Si sono riuniti dopo 40 anni, in un locale di Acireale, la rappresentanza Allievi Acireale, vincitori del Torneo Regionale “Di Maio”, anno 1982. Capitanati da Mister Mario Ferlito, i portieri Enzo Nicotra e Giuseppe Arcidiacono; i difensori Roberto La Causa, Seby Cantone, Giovanni Russo, Pippo Sorbello e Francesco Rizzari; i centro campisti Giuseppe Barbagallo, Antonino Tracà, Fabio Buccheri, Lorenzo Signorino, Alfio Di Prima; gli attaccanti Nello Bonaccorso, Luciano Di Mauro, Mario Valastro e Venero Donzuso, grazie a facebook , negli ultimi anni, hanno avuto modo di riallacciare i contatti.
All’appuntamento non è mancato quasi nessuno, tutti avevano voglia di rivedersi, di riabbracciarsi e ricordare i bei momenti trascorsi con la squadra.

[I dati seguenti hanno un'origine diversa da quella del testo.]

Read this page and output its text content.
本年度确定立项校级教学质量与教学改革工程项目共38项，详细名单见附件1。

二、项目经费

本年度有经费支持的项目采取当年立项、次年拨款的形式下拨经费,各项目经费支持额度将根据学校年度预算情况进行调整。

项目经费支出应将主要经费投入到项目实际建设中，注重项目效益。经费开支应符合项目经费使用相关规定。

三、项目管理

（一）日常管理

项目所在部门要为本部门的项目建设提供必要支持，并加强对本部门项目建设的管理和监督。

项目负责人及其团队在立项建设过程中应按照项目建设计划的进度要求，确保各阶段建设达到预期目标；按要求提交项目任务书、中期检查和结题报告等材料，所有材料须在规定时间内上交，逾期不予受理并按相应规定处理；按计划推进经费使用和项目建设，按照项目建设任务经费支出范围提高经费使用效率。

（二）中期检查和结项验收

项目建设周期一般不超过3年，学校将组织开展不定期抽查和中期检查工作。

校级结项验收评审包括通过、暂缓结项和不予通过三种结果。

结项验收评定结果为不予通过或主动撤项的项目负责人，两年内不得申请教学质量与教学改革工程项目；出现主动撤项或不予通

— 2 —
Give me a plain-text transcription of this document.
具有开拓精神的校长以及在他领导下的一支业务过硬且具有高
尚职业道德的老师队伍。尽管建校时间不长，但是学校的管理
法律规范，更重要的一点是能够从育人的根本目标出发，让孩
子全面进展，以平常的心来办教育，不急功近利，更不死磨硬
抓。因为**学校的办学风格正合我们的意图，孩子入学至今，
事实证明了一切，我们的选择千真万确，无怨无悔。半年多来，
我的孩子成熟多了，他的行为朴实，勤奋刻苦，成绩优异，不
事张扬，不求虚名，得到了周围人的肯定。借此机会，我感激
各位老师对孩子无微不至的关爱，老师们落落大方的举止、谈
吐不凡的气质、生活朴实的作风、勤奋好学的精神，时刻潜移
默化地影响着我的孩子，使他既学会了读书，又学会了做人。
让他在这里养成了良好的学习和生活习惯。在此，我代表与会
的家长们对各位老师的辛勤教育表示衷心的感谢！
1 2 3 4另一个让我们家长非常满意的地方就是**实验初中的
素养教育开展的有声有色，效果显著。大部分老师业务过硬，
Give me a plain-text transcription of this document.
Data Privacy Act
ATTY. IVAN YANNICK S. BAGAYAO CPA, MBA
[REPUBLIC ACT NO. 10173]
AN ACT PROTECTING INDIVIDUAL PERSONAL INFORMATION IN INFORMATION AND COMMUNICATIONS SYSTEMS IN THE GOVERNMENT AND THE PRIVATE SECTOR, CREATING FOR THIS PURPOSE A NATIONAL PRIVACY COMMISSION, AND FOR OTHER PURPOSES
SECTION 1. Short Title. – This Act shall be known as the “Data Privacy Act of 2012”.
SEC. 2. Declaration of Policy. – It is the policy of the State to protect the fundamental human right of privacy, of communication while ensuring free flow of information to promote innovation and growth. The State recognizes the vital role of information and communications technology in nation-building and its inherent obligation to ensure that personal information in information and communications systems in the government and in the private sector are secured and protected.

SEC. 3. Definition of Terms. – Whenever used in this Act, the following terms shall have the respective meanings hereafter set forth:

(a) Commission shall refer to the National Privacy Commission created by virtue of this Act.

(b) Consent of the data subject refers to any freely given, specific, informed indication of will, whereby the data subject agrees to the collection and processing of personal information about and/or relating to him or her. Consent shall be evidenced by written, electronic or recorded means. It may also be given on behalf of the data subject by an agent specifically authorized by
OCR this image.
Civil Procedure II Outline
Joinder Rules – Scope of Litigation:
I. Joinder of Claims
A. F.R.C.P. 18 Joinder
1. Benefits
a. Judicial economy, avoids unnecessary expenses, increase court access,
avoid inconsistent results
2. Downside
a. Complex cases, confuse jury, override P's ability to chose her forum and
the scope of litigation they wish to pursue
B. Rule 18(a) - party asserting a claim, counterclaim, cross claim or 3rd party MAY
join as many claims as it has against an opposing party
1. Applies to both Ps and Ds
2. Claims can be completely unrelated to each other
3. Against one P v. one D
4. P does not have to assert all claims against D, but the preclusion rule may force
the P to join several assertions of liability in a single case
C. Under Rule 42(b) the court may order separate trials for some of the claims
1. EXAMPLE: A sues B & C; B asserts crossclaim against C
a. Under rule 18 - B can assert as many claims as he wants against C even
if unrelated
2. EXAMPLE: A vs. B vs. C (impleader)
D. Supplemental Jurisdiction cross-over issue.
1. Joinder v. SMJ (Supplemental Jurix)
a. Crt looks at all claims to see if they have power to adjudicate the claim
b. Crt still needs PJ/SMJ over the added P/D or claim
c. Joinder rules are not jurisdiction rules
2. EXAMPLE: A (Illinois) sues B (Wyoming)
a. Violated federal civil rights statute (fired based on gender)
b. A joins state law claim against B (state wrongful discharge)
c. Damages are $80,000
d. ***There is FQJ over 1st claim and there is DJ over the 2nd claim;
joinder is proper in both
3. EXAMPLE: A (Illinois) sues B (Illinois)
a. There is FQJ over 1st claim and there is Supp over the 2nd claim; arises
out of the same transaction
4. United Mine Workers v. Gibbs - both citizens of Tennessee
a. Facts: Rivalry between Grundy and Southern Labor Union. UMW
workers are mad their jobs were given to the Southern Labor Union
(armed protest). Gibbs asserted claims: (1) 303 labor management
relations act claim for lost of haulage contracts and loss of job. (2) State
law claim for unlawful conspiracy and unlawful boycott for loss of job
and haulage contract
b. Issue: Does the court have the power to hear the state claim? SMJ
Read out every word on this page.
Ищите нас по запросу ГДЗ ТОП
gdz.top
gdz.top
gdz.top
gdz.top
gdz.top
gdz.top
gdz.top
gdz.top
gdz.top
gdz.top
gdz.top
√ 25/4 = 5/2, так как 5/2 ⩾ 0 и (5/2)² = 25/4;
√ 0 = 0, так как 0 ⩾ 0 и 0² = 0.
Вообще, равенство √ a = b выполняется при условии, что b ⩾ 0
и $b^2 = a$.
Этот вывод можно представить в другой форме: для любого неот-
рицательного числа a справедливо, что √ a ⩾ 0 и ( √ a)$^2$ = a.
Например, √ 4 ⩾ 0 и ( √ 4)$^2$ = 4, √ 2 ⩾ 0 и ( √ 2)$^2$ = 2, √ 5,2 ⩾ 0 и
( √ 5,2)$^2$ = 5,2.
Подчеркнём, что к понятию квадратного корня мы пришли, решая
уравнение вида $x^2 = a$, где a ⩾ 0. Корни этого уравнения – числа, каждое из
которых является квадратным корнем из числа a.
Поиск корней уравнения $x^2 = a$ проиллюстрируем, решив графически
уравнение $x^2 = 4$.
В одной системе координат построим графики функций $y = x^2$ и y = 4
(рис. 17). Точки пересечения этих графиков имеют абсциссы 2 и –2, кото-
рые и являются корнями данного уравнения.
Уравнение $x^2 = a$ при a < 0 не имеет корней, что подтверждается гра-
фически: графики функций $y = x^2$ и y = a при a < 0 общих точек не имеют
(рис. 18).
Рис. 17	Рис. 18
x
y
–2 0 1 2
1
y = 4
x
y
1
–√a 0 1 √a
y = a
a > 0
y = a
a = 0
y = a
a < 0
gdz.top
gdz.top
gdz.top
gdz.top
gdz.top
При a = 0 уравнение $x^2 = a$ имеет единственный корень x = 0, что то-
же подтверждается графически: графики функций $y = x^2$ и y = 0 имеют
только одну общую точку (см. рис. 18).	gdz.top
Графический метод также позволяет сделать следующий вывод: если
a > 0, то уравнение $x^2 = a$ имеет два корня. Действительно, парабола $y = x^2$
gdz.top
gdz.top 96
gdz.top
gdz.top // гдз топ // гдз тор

“L’affiatamento, l’unione e il gioco di squadra sono stati gli elementi fondamentali che ci hanno permesso di vincere l’ambito Torneo nel lontano 1982. Negli ultimi mesi – spiega il centrocampista Antonino Tracà – ho cercato di rimettere insieme tutti i contatti, ho creato un gruppo whatsapp e organizzato la serata.
E’ stato bellissimo rivedersi dopo così tanti anni, che non sembrano essere passati perché abbiamo ritrovato lo stesso spirito, la stessa allegria, la stessa armonia che aveva la squadra nel 1982. Abbiamo riso e scherzato come allora e ricostruito serenamente la stessa intesa che ci ha portato alla vittoria 40 anni fa.
Negli anni siamo molto cambiati, soprattutto fisicamente. Se ci fossimo incontrati per strada, avremmo fatto fatica a riconoscerci. Alcuni di noi non hanno più la chioma fluente che avevano 40 anni fa, altri compagni ormai hanno i capelli bianchi, altri li hanno persi, ma questo non ci ha impedito di riabbracciarci in modo fraterno e ricordare le vittorie ma anche le sconfitte, l’impegno e la costanza che ci mettevamo in ogni allenamento, i momenti di gioco e di scherzo che rendevano più leggeri i nostri sforzi.
Parlare dei nostri ricordi ci ha fatto rivivere quegli anni giovanili quando eravamo spensierati, dove giocavamo a calcio soprattutto per divertirci, per una sana competizione, dove il fair play era la regola e il gioco di squadra e l’intesa erano gli unici mezzi per vincere.
Dopo esserci rincontrati, non ci perderemo più di vista – ha detto ancora Tracà -. Contiamo di rivederci in altre occasioni e di continuare a ricordare i bei momenti trascorsi perché il nostro legame è talmente forte che non potrà mai spezzarsi”.